25 Mai 2018
Attention... Ca va être à toi.... Dix secondes avant le jaune de fin de bob...
Rouge ! Antenne !
Comment raconter d'un point de vue socio-historique le début de nos années 80, et plus précisément la période courant d'avril 81 à fin 83 ?
Comment mettre en scène l'époque comprise entre la prise du pouvoir par les socialistes jusqu'au tournant de la rigueur ?
David Lescot a eu l'excellente idée de passer ces deux années et demi au prisme d'une tranche de l'histoire radiophonique de notre pays.

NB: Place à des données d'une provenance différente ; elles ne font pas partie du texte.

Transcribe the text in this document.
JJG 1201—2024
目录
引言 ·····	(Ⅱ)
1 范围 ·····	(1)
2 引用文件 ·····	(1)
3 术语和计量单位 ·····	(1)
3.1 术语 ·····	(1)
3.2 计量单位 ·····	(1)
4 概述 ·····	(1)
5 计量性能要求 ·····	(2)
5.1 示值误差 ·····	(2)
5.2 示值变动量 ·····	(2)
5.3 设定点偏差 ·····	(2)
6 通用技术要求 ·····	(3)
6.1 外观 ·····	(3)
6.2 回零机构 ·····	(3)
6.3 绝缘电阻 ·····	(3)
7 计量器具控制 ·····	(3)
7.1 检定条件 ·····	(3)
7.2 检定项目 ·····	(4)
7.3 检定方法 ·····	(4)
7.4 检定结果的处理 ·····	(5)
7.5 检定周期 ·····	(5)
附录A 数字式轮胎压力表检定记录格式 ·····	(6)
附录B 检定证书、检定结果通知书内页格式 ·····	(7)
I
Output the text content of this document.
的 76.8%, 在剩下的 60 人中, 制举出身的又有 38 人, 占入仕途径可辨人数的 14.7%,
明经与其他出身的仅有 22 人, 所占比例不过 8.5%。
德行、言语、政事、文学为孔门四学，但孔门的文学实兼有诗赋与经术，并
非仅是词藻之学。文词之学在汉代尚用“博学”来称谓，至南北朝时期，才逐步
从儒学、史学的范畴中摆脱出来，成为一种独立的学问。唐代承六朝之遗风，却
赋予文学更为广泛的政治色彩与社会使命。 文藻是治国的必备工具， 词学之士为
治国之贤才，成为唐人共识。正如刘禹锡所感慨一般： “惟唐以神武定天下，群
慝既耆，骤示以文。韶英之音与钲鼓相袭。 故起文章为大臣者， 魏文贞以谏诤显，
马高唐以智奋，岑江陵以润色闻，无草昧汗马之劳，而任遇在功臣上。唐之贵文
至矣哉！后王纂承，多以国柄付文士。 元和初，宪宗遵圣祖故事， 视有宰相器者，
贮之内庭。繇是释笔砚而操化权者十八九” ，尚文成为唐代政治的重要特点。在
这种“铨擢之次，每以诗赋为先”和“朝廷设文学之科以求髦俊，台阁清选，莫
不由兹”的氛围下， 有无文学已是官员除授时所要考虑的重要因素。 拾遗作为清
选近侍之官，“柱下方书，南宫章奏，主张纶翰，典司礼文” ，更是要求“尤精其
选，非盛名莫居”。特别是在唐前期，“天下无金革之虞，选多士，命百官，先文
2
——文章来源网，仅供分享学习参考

Il nous relate cette période à travers l'évolution « radio pirate – radio libre – radio locale privée ». Par ce biais fort judicieux il réussit en deux heures à dire, à rappeler, à montrer et à démontrer.
Il se trouve que j'ai connu cette époque de l'intérieur. J'ai connu et j'ai participé à cette évolution radiophonique.
Ce que j'ai vu hier m'a fait littéralement remonter le temps. Je me suis retrouvé plus de trente ans en arrière. Ce qui se passe sur le plateau est impressionnant de réalisme.
L'auteur et le metteur en scène David Lescot, qui n'avait que dix ans à l'époque, nous propose un phénoménal travail de reconstitution.
Bien entendu, il ne s'agira pas que de décrire.
Le médium radio va servir à rappeler l'impressionnante série de mesures sociales du premier gouvernement de François Mitterrand. Ces socialistes faisaient du social !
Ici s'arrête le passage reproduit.